Defender XDR has good threat visibility, but it could be better in some areas, like when we are hunting for a specific host. For example, let's say we are investigating email services, and want to trace an email account to its host PCs and investigate the emails in its inbox. We want more visibility into the email side of investigations. It would be better if these features could be more integrated into the console like you could have a tab for Cloud Apps to see the cloud applications a user had communicated with. 

Microsoft's threat analytics are somewhat helpful for anything related to Microsoft products. For instance, it can update us about any single sign-on vulnerabilities or something along those lines. However, Microsoft was very late in terms of the recent LockBit attacks. LockBit compromised some significant organizations, and Microsoft didn't provide the report fast enough. It was reported on my normal cybersecurity information websites first. The site analytics are a bit weak when it comes to non-Microsoft clouds.

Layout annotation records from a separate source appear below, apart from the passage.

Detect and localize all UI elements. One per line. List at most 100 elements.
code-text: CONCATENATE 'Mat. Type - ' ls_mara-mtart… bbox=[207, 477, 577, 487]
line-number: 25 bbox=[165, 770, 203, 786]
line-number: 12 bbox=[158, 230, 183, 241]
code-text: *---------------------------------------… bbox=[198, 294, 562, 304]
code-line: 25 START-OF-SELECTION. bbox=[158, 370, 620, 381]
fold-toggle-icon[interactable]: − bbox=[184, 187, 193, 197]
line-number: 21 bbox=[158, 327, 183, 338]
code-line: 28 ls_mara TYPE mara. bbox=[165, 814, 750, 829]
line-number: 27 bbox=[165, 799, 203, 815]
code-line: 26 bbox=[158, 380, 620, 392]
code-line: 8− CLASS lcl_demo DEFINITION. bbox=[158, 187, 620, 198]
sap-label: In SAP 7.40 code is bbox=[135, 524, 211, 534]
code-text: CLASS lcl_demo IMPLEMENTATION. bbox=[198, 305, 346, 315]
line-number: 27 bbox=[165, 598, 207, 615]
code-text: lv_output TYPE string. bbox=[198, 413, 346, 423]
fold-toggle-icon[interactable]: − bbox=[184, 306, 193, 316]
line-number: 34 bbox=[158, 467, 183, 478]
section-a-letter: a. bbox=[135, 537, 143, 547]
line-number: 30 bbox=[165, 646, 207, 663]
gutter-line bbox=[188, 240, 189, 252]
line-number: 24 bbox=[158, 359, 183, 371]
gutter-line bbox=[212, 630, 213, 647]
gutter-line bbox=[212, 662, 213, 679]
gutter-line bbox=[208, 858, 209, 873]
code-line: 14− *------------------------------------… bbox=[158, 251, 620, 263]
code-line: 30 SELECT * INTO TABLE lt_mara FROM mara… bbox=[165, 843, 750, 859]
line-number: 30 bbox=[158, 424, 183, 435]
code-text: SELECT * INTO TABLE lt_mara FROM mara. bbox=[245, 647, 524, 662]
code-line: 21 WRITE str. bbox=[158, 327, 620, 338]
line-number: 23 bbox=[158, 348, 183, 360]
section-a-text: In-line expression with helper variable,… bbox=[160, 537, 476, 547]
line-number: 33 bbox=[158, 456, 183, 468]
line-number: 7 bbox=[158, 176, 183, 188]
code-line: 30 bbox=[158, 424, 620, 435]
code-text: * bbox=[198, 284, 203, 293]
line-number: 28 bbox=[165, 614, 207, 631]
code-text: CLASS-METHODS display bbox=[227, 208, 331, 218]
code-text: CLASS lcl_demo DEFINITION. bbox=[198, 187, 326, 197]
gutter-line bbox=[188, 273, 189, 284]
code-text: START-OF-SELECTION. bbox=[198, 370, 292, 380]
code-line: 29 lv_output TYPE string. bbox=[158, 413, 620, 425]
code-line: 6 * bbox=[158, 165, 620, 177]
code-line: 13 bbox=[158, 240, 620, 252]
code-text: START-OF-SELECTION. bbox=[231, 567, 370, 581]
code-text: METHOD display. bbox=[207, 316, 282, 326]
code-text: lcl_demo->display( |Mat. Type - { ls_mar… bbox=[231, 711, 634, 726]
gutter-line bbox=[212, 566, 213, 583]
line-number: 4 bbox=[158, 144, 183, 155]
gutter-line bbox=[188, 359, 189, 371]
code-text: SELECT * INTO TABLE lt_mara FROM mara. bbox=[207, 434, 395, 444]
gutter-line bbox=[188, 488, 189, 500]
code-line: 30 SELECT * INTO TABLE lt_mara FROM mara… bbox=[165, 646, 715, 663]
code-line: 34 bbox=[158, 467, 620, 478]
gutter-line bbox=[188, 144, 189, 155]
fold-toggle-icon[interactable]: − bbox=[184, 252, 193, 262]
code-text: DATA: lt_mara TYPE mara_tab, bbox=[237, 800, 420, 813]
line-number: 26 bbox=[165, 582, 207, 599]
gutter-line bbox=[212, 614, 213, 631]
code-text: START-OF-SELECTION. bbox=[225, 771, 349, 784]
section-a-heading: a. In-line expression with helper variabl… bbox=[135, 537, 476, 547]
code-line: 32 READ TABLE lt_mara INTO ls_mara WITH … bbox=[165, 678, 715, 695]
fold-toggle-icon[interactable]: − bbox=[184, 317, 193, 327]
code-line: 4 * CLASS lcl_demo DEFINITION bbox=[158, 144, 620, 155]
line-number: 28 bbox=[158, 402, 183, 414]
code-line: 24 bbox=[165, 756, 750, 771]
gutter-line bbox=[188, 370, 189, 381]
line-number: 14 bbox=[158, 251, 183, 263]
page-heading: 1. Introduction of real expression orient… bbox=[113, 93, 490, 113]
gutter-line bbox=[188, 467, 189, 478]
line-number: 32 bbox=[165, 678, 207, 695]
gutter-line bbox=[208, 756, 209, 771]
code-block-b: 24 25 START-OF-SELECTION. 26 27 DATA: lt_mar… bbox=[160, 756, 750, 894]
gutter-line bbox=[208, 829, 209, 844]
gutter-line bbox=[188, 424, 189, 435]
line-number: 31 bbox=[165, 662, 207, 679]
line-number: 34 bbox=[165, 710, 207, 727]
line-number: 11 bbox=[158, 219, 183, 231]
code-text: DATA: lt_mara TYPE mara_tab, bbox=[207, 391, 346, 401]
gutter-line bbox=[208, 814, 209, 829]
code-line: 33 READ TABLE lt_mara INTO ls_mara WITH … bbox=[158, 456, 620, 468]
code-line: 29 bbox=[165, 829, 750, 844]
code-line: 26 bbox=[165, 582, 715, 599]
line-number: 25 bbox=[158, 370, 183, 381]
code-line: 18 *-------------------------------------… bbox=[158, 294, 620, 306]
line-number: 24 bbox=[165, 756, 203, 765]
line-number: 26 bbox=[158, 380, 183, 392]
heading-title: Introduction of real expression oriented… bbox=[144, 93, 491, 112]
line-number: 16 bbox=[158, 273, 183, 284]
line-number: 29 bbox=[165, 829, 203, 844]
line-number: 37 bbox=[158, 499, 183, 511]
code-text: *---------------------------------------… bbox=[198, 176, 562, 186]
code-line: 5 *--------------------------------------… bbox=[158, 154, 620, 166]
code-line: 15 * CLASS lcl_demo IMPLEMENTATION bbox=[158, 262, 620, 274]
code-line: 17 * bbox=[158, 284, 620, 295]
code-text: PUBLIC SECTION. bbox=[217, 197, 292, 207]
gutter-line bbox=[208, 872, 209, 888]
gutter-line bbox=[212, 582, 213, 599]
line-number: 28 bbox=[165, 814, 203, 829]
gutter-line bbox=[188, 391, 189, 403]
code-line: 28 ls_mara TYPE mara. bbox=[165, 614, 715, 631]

Defender XDR is capable of providing intelligence reports about threats specific to Microsoft components, but if we are implementing a Microsoft solution across an organization, many other products and side factors must be considered. I feel like Microsoft falls behind some other vendors in threat intelligence.

When we do investigations, it would be better if Microsoft could populate the host dashboard more. When we open any host for investigation, we want the entire timeline of what is happening on the host, including all the users logging in, their hardware, Windows version, etc. 

I have used Defender XDR for nearly 2 years. 

We haven't faced issues with stability. XDR doesn't lag during investigations. We've seen a few minor bugs in the XDR console but not often. There have been no major issues that disrupted our operation. 

Defender XDR has good scalability. If you want more endpoint visibility, you don't need to scale your organization much. You only need to integrate that particular endpoint by running a script and deploying an agent to it. 

I haven't contacted Microsoft support about XDR, but my client has. One of the alerts was triggering incorrectly based on a default setting. We asked their team to investigate why the solution was excessively triggering. I just disabled the default rules and made custom policies. Now, everything is working fine.

I previously used CrowdStrike EDR. It's hard to compare the two products because CrowdStrike EDR was focused on endpoint detection, so it cannot investigate emails or have any other XDR capabilities. One is an XDR and the other an EDR. 

We compared Microsoft Defender XDR to Trend Micro's Vision One. Defender's advantage over Vision One is ease of use. Managing and enabling policies is much easier on Microsoft Defender. There's a considerable difference between their default rules. In some cases, alerts will trigger in Defender, but not Vision One. Overall, Microsoft Defender XDR is preferable over Vision One.

I rate Microsoft Defender XDR 7 out of 10. It's a useful product for a professional security analyst who knows how to increase the visibility. You only need to make some front-end changes and put the data on host names into XDR. 

If someone asked me whether a best-of-breed or single-vendor approach is better, I would support mixing different products. Each security vendor has its own intelligence base. By including other vendors, I am gaining visibility into more indicators of compromise. Nevertheless, I would still pick Microsoft Defender XDR and Sentinel together because they are well integrated. All the big companies and banks use Microsoft. Windows is a popular operating system across the world. Defender and Sentinel are better integrated with Microsoft systems.